Lately I've been few times asked: "Which public cloud provider would you recommend to deploy our application?" Doesn't matter how much I want it to be, the answer is unfortunately not that simple. Here are few questions to ask yourself while doing the research.

Do you plan to migrate existing applications or to develop brand new applications? 

Very few if any legacy applications are designed with cloud patterns in mind. Things like sticky sessions, admin access, usage of local machine resources or direct access to OS are often deeply woven into the application logic, and ripping them off may be equivalent to starting from scratch. In such cases you may be better off keeping those apps in house or be limited to only IaaS providers. Even in the IaaS case you may not be able to use some of the functionality like sticky sessions for example. For enterprises this is the predominant scenario, and if you want to get to the answer easier you need to be very familiar with your internal application portfolio.

 

The answer is much simpler for startups - they don't have the legacy apps baggage of the enterprises. 

What technology do you plan to use?

If you plan to migrate legacy application then you don't have a choice - you are stuck with the technology it is already using. For the past decade Java and .NET made their way into the enterprise world and most of the public cloud providers offer those as a choice. However you need to be careful what each provider understands under Java and .NET support. Very few PaaS providers allow you to move your legacy application to the cloud without any modifications - most of the times the vendor just supports the language on their platform but not the full technology stack.

 

PHP and Ruby seems to be the choices for startups and lot of vendors offer those as choices. 

What is your developers expertise?

If your staff spent most of their lives developing in Java or .NET and you want to use PHP or Ruby in cloud you obviously are not making the right choice. The migration to the cloud should be smooth. Think about the ramp-up time they will need to just learn this new paradigm. Although very promising and exciting it will require from them to change lot of the development and design processes they have been using for years. It will be easier for them if they don't need to learn yet another language.

 

Ruby is the choice for startups because it is easy for prototyping but may not be well suited for large scale apps. If your startup gets traction you may need to migrate from one cloud vendor to another.

What is your budget?

The question about price is always pressuring. It is mistake though to make decisions only based on price. There are two things going on right now that impact the prices of cloud computing. One is big players like Amazon and Microsoft who are almost in a price war, and two is the numerous new players who try to enter the market by offering more competitive prices. While the first one is good for you the second is, in my opinion, not so desirable.

 

The reason is that some of those smaller players may not survive the pressure of the lower prices and may end up out of business in a year or two. If you are one of their unlucky customers you may need to migrate your applications even before you complete your first migration. This doesn't mean that you should not choose any of the smaller providers. What it means though is that you should always have a back up plan and this is true also for AWS and Azure.

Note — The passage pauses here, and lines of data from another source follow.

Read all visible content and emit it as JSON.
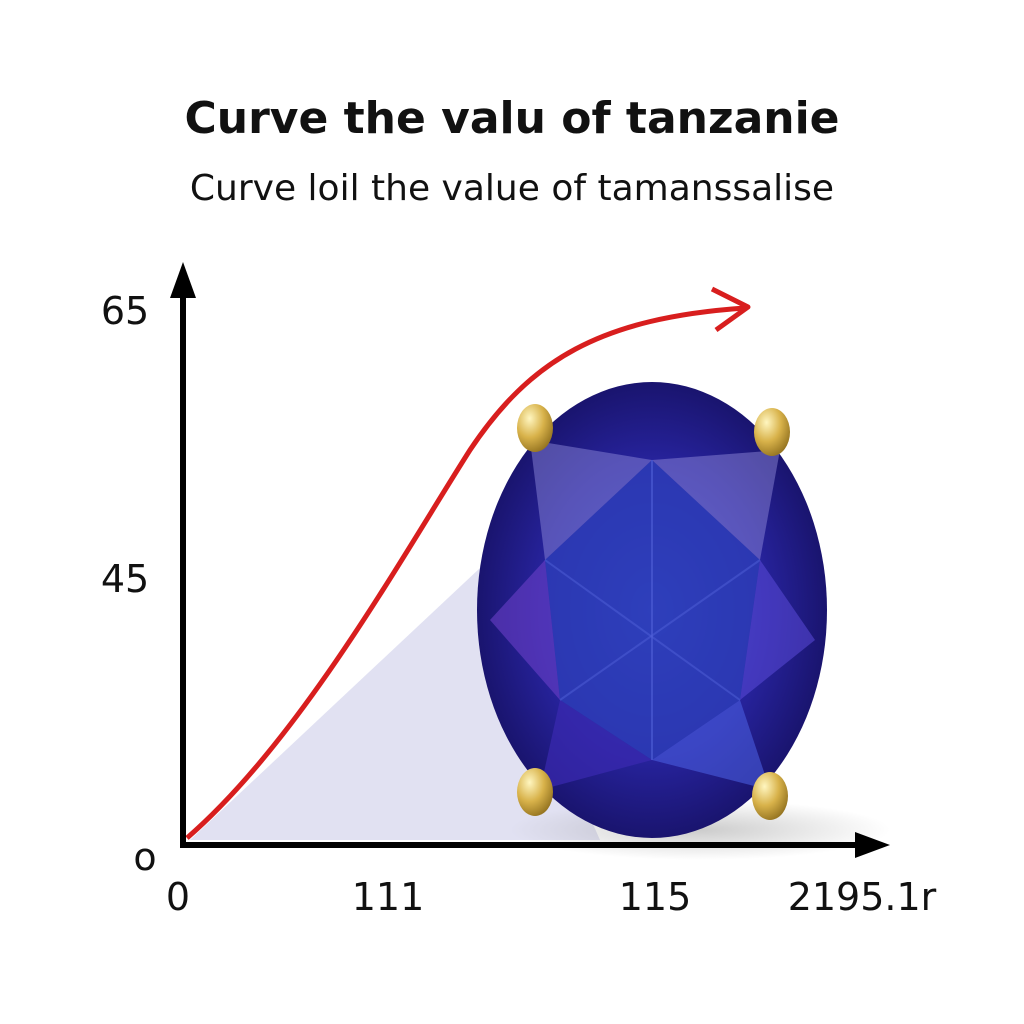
{
  "header": {
    "title": "Curve the valu of tanzanie",
    "subtitle": "Curve loil the value of tamanssalise"
  },
  "axes": {
    "origin": "o",
    "y_labels": [
      "65",
      "45"
    ],
    "x_labels": [
      "0",
      "111",
      "115",
      "2195.1r"
    ]
  }
}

How long the vendor have been on the market?

Last but not least you should think about how stable and experienced the provider is. There are lot of players in the area and this is good for bringing the price down but they lack the experience that older ones have. And once again the question here is not about size - think about HP that released they cloud just recently vs Joyent that has been hosting wordpress.com for years.

 

Making the choice of cloud provider should be approached in a thoughtful way with consideration of all the above factors and maybe few more. Building a solid plan and evaluating as many choices as possible is you best bet to migrate your apps successfully.